Scorseses „Boardwalk Empire“ zeigt, wozu Fernsehen in der Lage ist.

New York. Es sind die immer gleichen Rituale: Männer an Restauranttischen, Sätze, in denen jedes Wort das letzte sein kann, ein Nicken, das den ungeschriebenen Vertrag besiegelt.

Und dann die Gewalt, in der sich alles explosionsartig auflöst, ein himmelschreiender Widerspruch zur romantischen Verklärung von Familie und Männerfreundschaft. Loyalität hört dort auf, wo das große Geldverdienen beginnt.

Kein Genre verfügt über ein so reichhaltiges Repertoire an wiederkehrenden Themen und Symbolen wie der Mafiafilm. Und kein Regisseur, außer vielleicht Francis Ford Coppola mit seinen „Paten“, hat dieses Repertoire so geprägt wie Martin Scorsese. In den 90er Jahren hat er mit „GoodFellas“ und „Casino“ den Aufstieg und Niedergang der feinen Gesellschaft durchdekliniert.

Nun nehmen er und Terence Winter („The Sopranos“) sich eine ganze TV-Serie lang Zeit, die den cineastischen Meisterwerken so nah kommt, dass „Die Welt“ schon fürchtete, sie könne „das Kino ruinieren“.

Selbst wenn es nicht so weit kommt: „Boardwalk Empire“ zeigt, wozu Fernsehen heute fähig ist. 8 Millionen Dollar hat allein der von Scorsese inszenierte Pilotfilm gekostet, und jeden Cent davon sieht man. Eine komplette Strandpromenade, eben den „Boardwalk“, haben die Macher nachgebaut, sie stellt das Atlantic City des Jahres 1920 dar.

Die komplexe Handlung mit dutzenden Figuren beginnt am Vorabend der Prohibition: Das Alkoholverbot macht den Weg frei für das organisierte Verbrechen.

Diese historisch verbürgte Geschichte wurde bislang in Kino und Literatur selten erzählt. Dabei ist sie eine Fundgrube für alles, was Filme spannend macht: Verbrechen, Verführung und Verstrickungen, politische Intrigen und menschliche Schicksale. Getragen wird all das von Schauspielern wie Steve Buscemi und Michael Pitt, die man sonst nur im Kino sieht.

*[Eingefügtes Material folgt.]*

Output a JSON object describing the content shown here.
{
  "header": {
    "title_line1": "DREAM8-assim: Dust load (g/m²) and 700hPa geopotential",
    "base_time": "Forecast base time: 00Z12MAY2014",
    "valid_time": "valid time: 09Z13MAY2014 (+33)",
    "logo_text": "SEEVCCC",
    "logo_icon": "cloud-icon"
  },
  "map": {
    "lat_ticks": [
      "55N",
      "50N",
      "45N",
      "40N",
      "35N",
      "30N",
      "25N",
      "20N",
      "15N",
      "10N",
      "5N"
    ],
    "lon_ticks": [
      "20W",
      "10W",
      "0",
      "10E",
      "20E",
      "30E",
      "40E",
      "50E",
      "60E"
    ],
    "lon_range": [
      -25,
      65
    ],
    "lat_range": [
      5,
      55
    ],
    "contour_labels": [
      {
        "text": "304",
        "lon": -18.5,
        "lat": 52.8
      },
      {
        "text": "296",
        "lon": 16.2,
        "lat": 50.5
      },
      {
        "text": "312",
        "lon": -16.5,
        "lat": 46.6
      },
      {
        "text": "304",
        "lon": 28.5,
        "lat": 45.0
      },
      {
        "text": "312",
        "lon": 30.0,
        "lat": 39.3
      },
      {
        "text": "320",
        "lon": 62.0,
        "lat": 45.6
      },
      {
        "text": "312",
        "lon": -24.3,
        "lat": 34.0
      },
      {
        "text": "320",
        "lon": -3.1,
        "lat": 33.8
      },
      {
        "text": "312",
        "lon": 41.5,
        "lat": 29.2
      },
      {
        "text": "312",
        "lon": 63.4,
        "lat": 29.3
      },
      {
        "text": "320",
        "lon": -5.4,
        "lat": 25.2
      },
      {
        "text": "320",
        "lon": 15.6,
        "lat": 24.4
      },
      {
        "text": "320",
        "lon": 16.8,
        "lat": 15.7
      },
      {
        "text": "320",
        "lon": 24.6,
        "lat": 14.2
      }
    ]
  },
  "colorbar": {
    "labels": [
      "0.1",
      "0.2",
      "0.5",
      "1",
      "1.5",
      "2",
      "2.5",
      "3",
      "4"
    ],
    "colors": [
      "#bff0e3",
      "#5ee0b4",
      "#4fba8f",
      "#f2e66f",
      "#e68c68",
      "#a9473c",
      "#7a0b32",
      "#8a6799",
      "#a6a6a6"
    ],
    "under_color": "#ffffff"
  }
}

Scorseses Einstieg ist zugleich ein Symbol. Wenn er, der seit bald 40 Jahren im Olymp des Films zu Hause ist, jetzt Fernsehen macht, dann sind TV-Serien endgültig zur eigenständigen Kunstform geworden. Diese Entwicklung fing vor zwölf Jahren mit den „Sopranos“ an, einer Familienserie über das Ende der Mafia. „Boardwalk Empire“ erzählt davon, wie alles begann.

„Boardwalk Empire“ ist ab Freitag auf DVD und Blu-ray erhältlich (Warner Home Video, 12 Folgen auf fünf Discs, 673 Minuten, FSK ab 16). Die Blu-rays lassen sich in einem speziellen Modus abspielen, der während jeder Folge historische Hintergründe und Making-of-Szenen liefert.